İsviçre'de, Danimarka'da, İngiltere'de yaşamıyoruz. Türkiye'nin değişim koşulları her zaman olduğu gibi çatışmalı ve parçalı olmuştur. Bu ülkede değişim parça parça kavgalar üzerinden, ilkeyle faydanın iç içe girmesiyle, daha doğrusu üst üste oturmasıyla meydana gelir.
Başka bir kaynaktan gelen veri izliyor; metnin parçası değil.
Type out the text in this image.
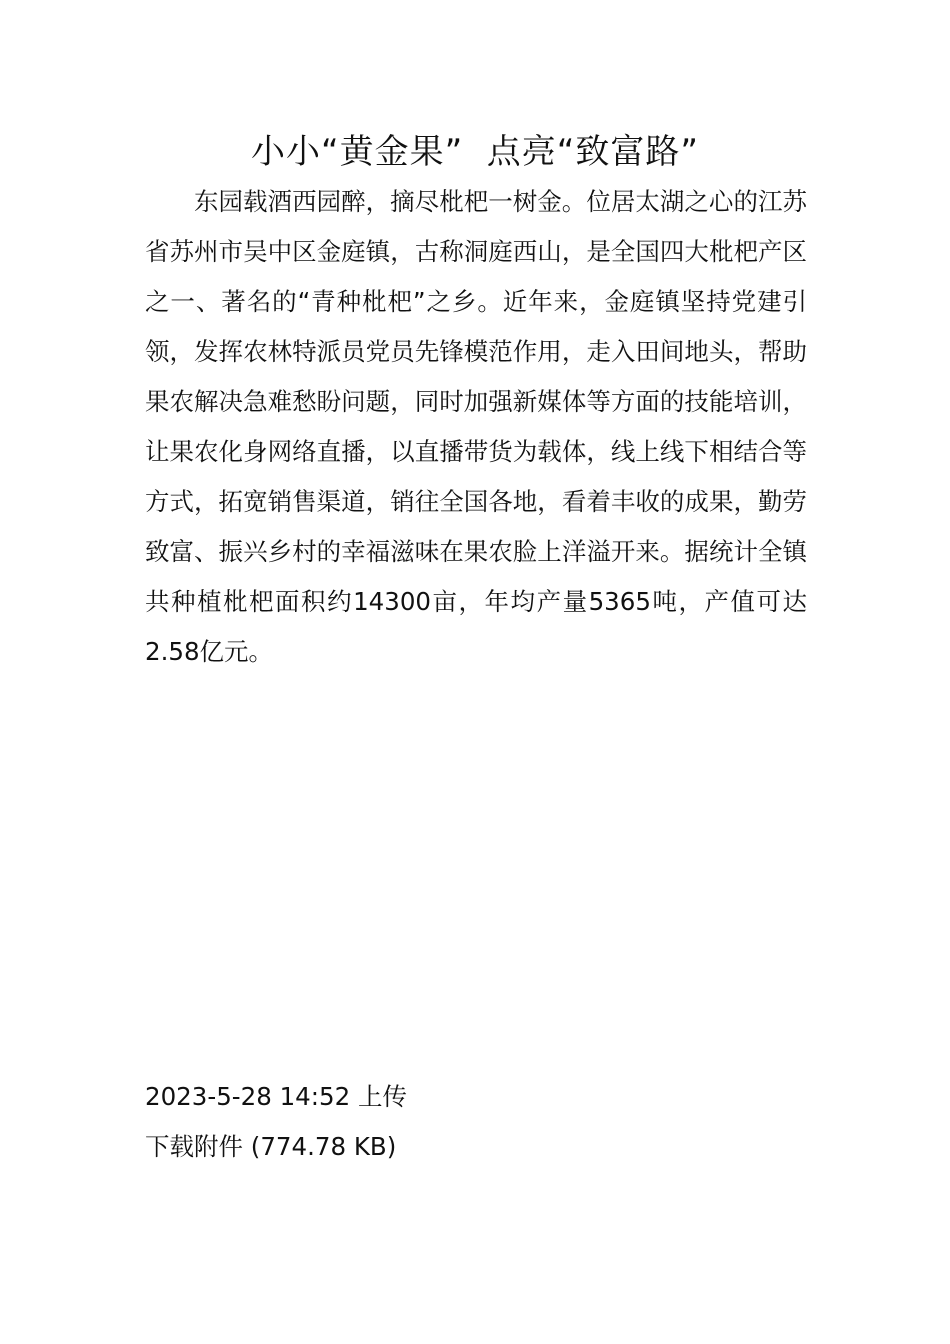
小小“黄金果”  点亮“致富路”

东园载酒西园醉，摘尽枇杷一树金。位居太湖之心的江苏省苏州市吴中区金庭镇，古称洞庭西山，是全国四大枇杷产区之一、著名的“青种枇杷”之乡。近年来，金庭镇坚持党建引领，发挥农林特派员党员先锋模范作用，走入田间地头，帮助果农解决急难愁盼问题，同时加强新媒体等方面的技能培训，让果农化身网络直播，以直播带货为载体，线上线下相结合等方式，拓宽销售渠道，销往全国各地，看着丰收的成果，勤劳致富、振兴乡村的幸福滋味在果农脸上洋溢开来。据统计全镇共种植枇杷面积约14300亩，年均产量5365吨，产值可达2.58亿元。

2023-5-28 14:52 上传
下载附件 (774.78 KB)
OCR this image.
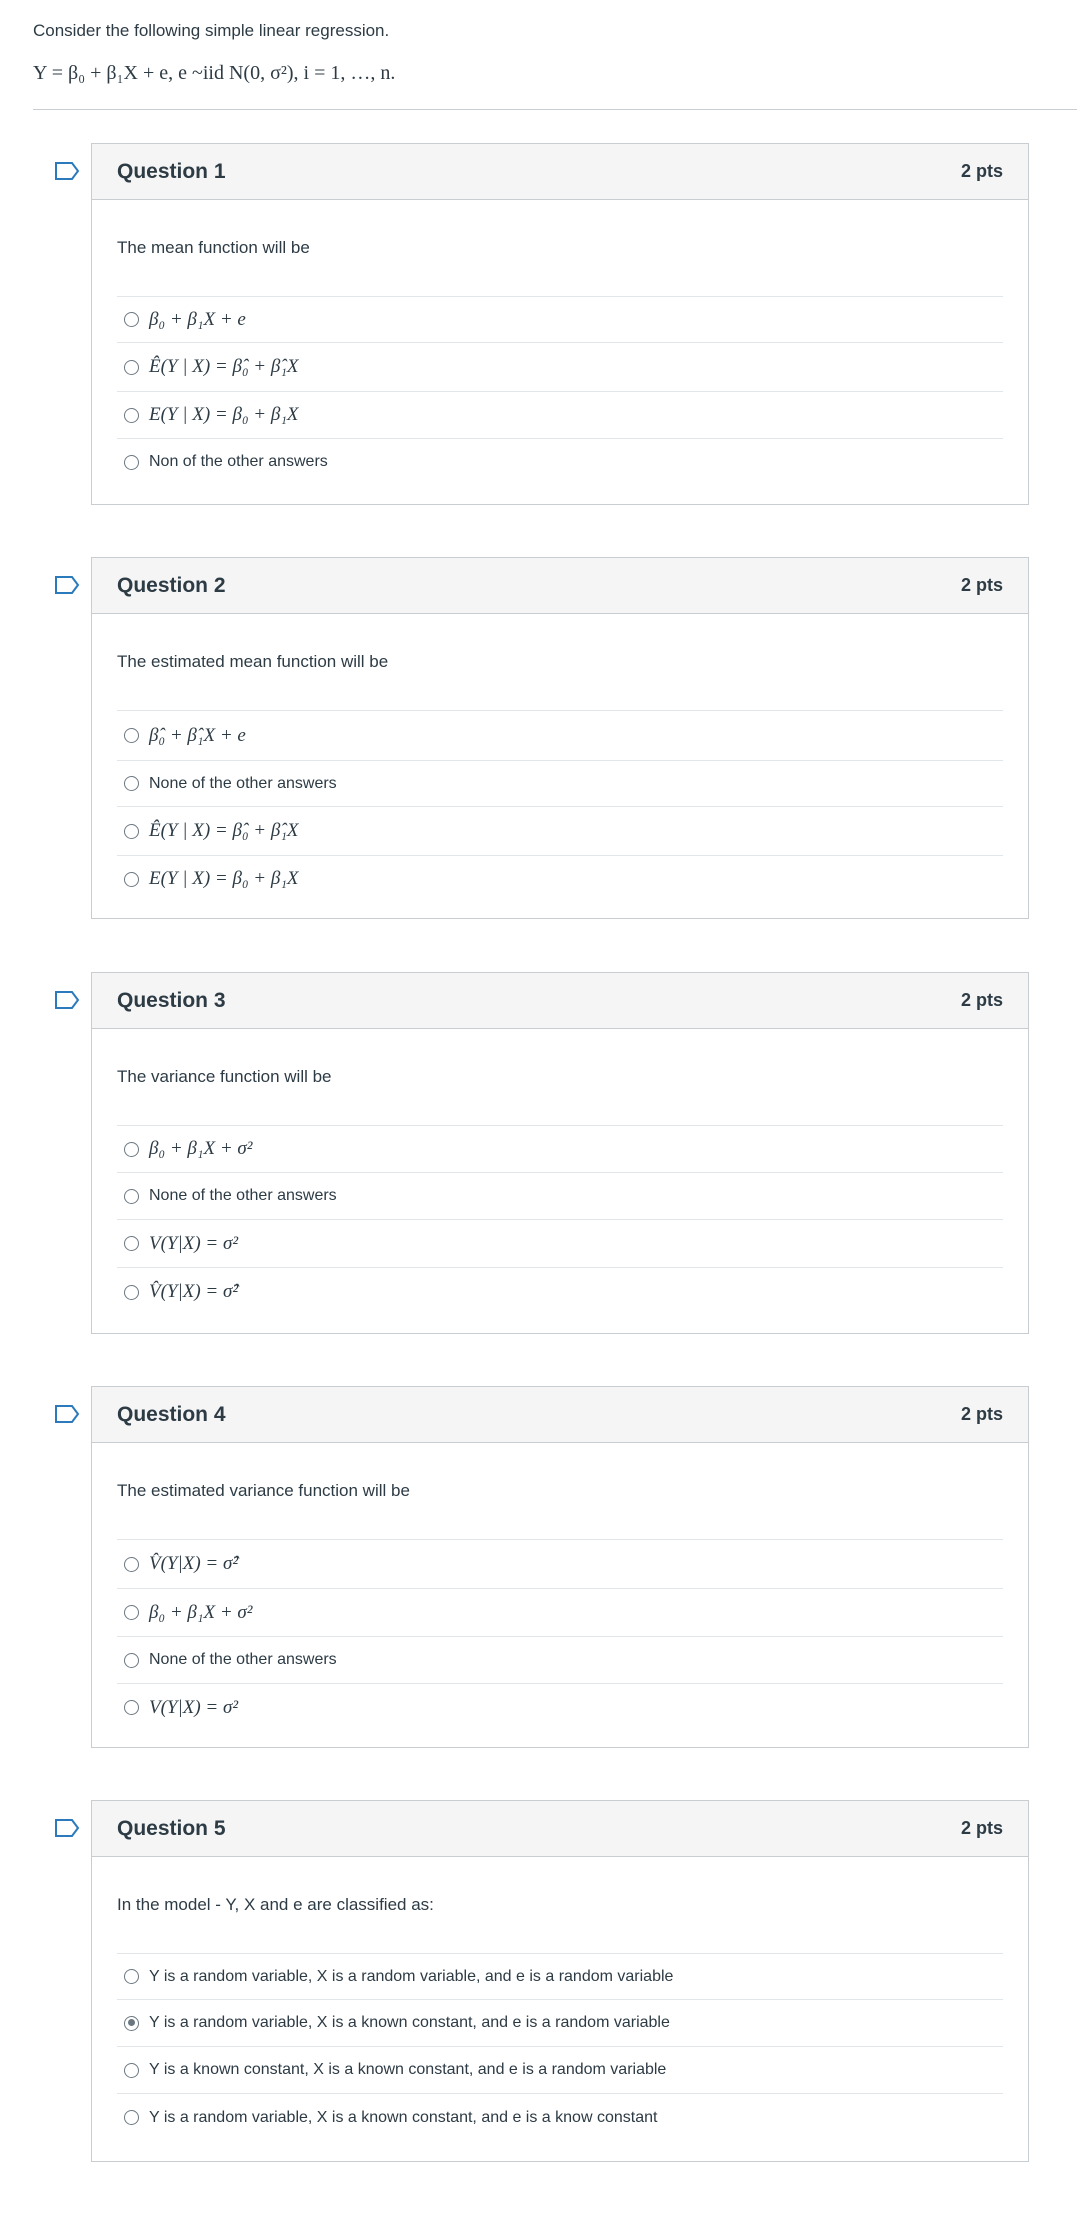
Consider the following simple linear regression.
Y = β₀ + β₁X + e, e ~iid N(0, σ²), i = 1, …, n.
Question 1	2 pts
The mean function will be
β₀ + β₁X + e
Ê(Y | X) = β̂₀ + β̂₁X
E(Y | X) = β₀ + β₁X
Non of the other answers
Question 2	2 pts
The estimated mean function will be
β̂₀ + β̂₁X + e
None of the other answers
Ê(Y | X) = β̂₀ + β̂₁X
E(Y | X) = β₀ + β₁X
Question 3	2 pts
The variance function will be
β₀ + β₁X + σ²
None of the other answers
V(Y|X) = σ²
V̂(Y|X) = σ̂²
Question 4	2 pts
The estimated variance function will be
V̂(Y|X) = σ̂²
β₀ + β₁X + σ²
None of the other answers
V(Y|X) = σ²
Question 5	2 pts
In the model - Y, X and e are classified as:
Y is a random variable, X is a random variable, and e is a random variable
Y is a random variable, X is a known constant, and e is a random variable
Y is a known constant, X is a known constant, and e is a random variable
Y is a random variable, X is a known constant, and e is a know constant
Yırtılarak değişen imparatorluk ruhunun etkileri hâlâ varlığını sürdürür.
İşte bu tür bir değişim sürecinin kritik bir anından söz ediyoruz...
İki açıdan kritik...
Kritik çünkü, yargının yerini yeniden düzenleyecek, bağımsız yargının yasamanın şemsiyesi altında anlam kazandığını vurgulayacak demokratik bir istikamet söz konusu...
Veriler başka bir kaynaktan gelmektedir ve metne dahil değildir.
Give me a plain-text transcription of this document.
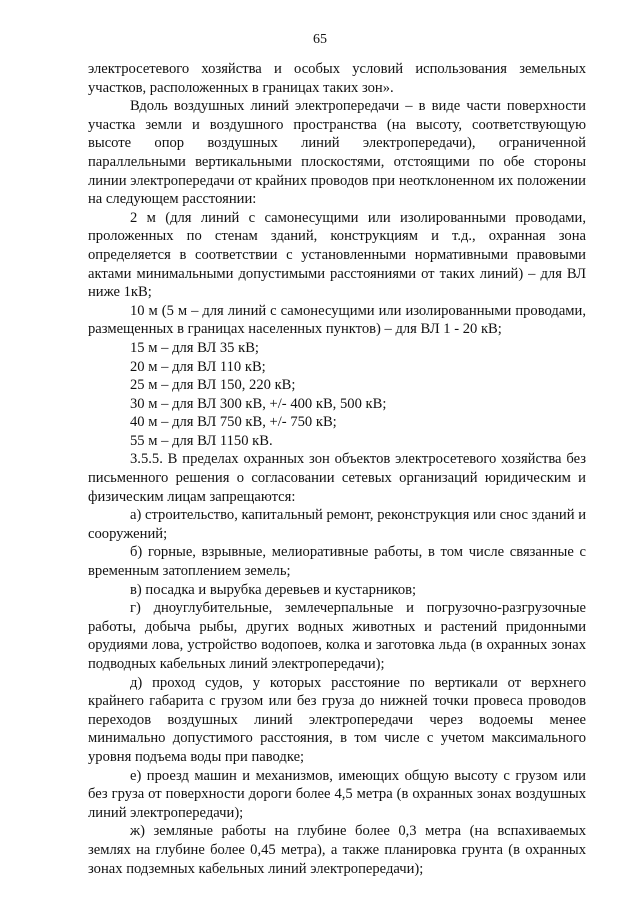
65

электросетевого хозяйства и особых условий использования земельных участков, расположенных в границах таких зон».

Вдоль воздушных линий электропередачи – в виде части поверхности участка земли и воздушного пространства (на высоту, соответствующую высоте опор воздушных линий электропередачи), ограниченной параллельными вертикальными плоскостями, отстоящими по обе стороны линии электропередачи от крайних проводов при неотклоненном их положении на следующем расстоянии:

2 м (для линий с самонесущими или изолированными проводами, проложенных по стенам зданий, конструкциям и т.д., охранная зона определяется в соответствии с установленными нормативными правовыми актами минимальными допустимыми расстояниями от таких линий) – для ВЛ ниже 1кВ;

10 м (5 м – для линий с самонесущими или изолированными проводами, размещенных в границах населенных пунктов) – для ВЛ 1 - 20 кВ;

15 м – для ВЛ 35 кВ;
20 м – для ВЛ 110 кВ;
25 м – для ВЛ 150, 220 кВ;
30 м – для ВЛ 300 кВ, +/- 400 кВ, 500 кВ;
40 м – для ВЛ 750 кВ, +/- 750 кВ;
55 м – для ВЛ 1150 кВ.

3.5.5. В пределах охранных зон объектов электросетевого хозяйства без письменного решения о согласовании сетевых организаций юридическим и физическим лицам запрещаются:

а) строительство, капитальный ремонт, реконструкция или снос зданий и сооружений;

б) горные, взрывные, мелиоративные работы, в том числе связанные с временным затоплением земель;

в) посадка и вырубка деревьев и кустарников;

г) дноуглубительные, землечерпальные и погрузочно-разгрузочные работы, добыча рыбы, других водных животных и растений придонными орудиями лова, устройство водопоев, колка и заготовка льда (в охранных зонах подводных кабельных линий электропередачи);

д) проход судов, у которых расстояние по вертикали от верхнего крайнего габарита с грузом или без груза до нижней точки провеса проводов переходов воздушных линий электропередачи через водоемы менее минимально допустимого расстояния, в том числе с учетом максимального уровня подъема воды при паводке;

е) проезд машин и механизмов, имеющих общую высоту с грузом или без груза от поверхности дороги более 4,5 метра (в охранных зонах воздушных линий электропередачи);

ж) земляные работы на глубине более 0,3 метра (на вспахиваемых землях на глубине более 0,45 метра), а также планировка грунта (в охранных зонах подземных кабельных линий электропередачи);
Böyle bir gelişme Türk siyasi sisteminde ilk kez olmaktadır, gerçekleşmesi halinde Türk demokrasisinin olgunlaşması sürecinde ciddi bir noktaya gelinecektir...
Kritik çünkü, Anayasa Mahkemesi'nin, doğrudan kendi konumunu ilgilendiren bir yasa hakkında hüküm vermesi söz konusu...
İlke olarak mahkemenin davayı esastan görüşmesi mümkün değil; ancak mahkeme, bugüne kadar her yasa değişikliğini türlü vesilelerle, değişmez maddelere temas ettiği bahanesiyle esastan inceledi.
Bir kez daha böyle olması halinde tartışmaların ve gerginliklerin uzunca süre Türk siyasetini kuşatacağını sanıyoruz.
Ancak bu kez tartışmalar farklı olacak...
Ve devrede başka çok önemli bir oyuncu olacak:
Toplum...
Mevcut koşullar ve güç dengesi toplumun hakemliğine işaret etmektedir. Kamuoyu 2007 Temmuz seçimlerinde nasıl devreye girip, bir düğümü çözdüyse, bu kez aynı gelişme yaşanabilir.
Bu denli kritik bir konuda, bir çatışmanın, bir siyasi tercihin izdüşümü olan bir meselede, yargının yeri ve işleviyle ilgili bir konuda toplumun hakemliği birinci derecede elzemdir.
Yargı direnirse, sivil yeni bir anayasa teklifi etrafında şekillenecek bir seçim kampanyası da şaşırtıcı olmayacaktır.
Anayasa Mahkemesi'nin sonucu ne olursa olsun, ana güzergâh değişmeyecektir.